American sportscaster (1928–2023)

John Robert Baffa (October 21, 1928 – August 25, 2023), known as Tony Roberts, was an American sportscaster who was the play-by-play announcer for the Notre Dame Fighting Irish football team from 1980 until 2006. He is a member of the Indiana Broadcasters Hall of Fame, Holiday Bowl Hall of Fame and College Football Hall of Fame. In 2005, he won the Chris Schenkel Award. In 2006, he was replaced by Don Criqui as play-by-play announcer for Notre Dame.
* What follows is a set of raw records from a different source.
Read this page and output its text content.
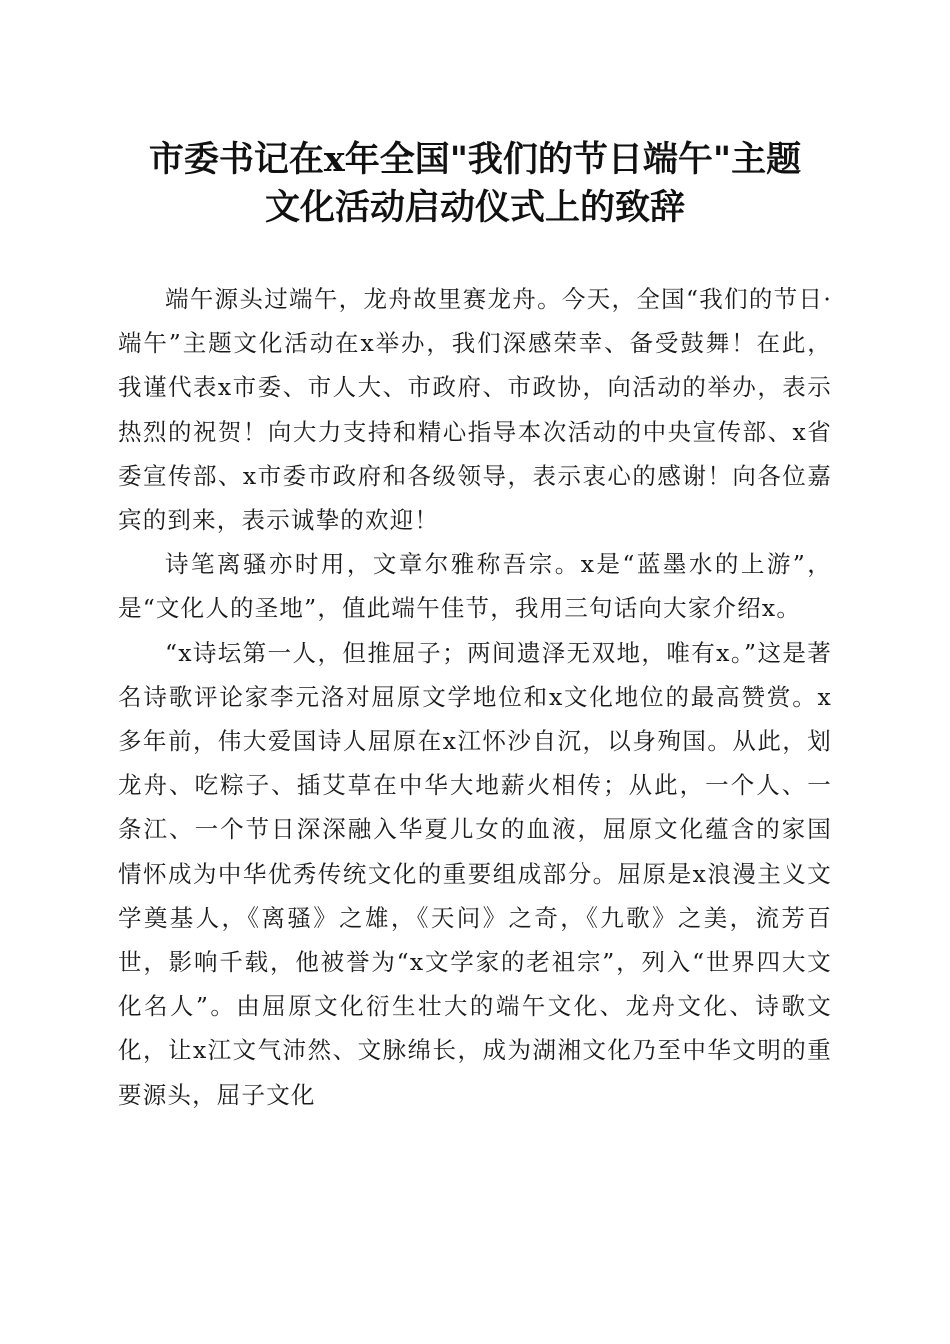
市委书记在x年全国"我们的节日端午"主题
文化活动启动仪式上的致辞

端午源头过端午，龙舟故里赛龙舟。今天，全国“我们的节日·端午”主题文化活动在x举办，我们深感荣幸、备受鼓舞！在此，我谨代表x市委、市人大、市政府、市政协，向活动的举办，表示热烈的祝贺！向大力支持和精心指导本次活动的中央宣传部、x省委宣传部、x市委市政府和各级领导，表示衷心的感谢！向各位嘉宾的到来，表示诚挚的欢迎！

诗笔离骚亦时用，文章尔雅称吾宗。x是“蓝墨水的上游”，是“文化人的圣地”，值此端午佳节，我用三句话向大家介绍x。

“x诗坛第一人，但推屈子；两间遗泽无双地，唯有x。”这是著名诗歌评论家李元洛对屈原文学地位和x文化地位的最高赞赏。x多年前，伟大爱国诗人屈原在x江怀沙自沉，以身殉国。从此，划龙舟、吃粽子、插艾草在中华大地薪火相传；从此，一个人、一条江、一个节日深深融入华夏儿女的血液，屈原文化蕴含的家国情怀成为中华优秀传统文化的重要组成部分。屈原是x浪漫主义文学奠基人，《离骚》之雄，《天问》之奇，《九歌》之美，流芳百世，影响千载，他被誉为“x文学家的老祖宗”，列入“世界四大文化名人”。由屈原文化衍生壮大的端午文化、龙舟文化、诗歌文化，让x江文气沛然、文脉绵长，成为湖湘文化乃至中华文明的重要源头，屈子文化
Baffa was born in Chicago on October 21, 1928, and graduated from Columbia College with a degree in journalism. After adopting the on-air name Tony Roberts to appease station managers seeking a more "American" name, he began his career working for radio stations in Iowa, Indiana and Washington, D.C. He replaced Shelby Whitfield as a Senators radio broadcaster alongside Ron Menchine on WWDC-AM 1260 for the franchise's final season in Washington, D.C. He has also worked covering the NFL, MLB, NBA, golf, and the Olympic Games. Roberts was inducted into the National Radio Hall of Fame in 2016.

==Death==
Tony Roberts died at his home in Gainesville, Virginia, on August 25, 2023, at the age of 94.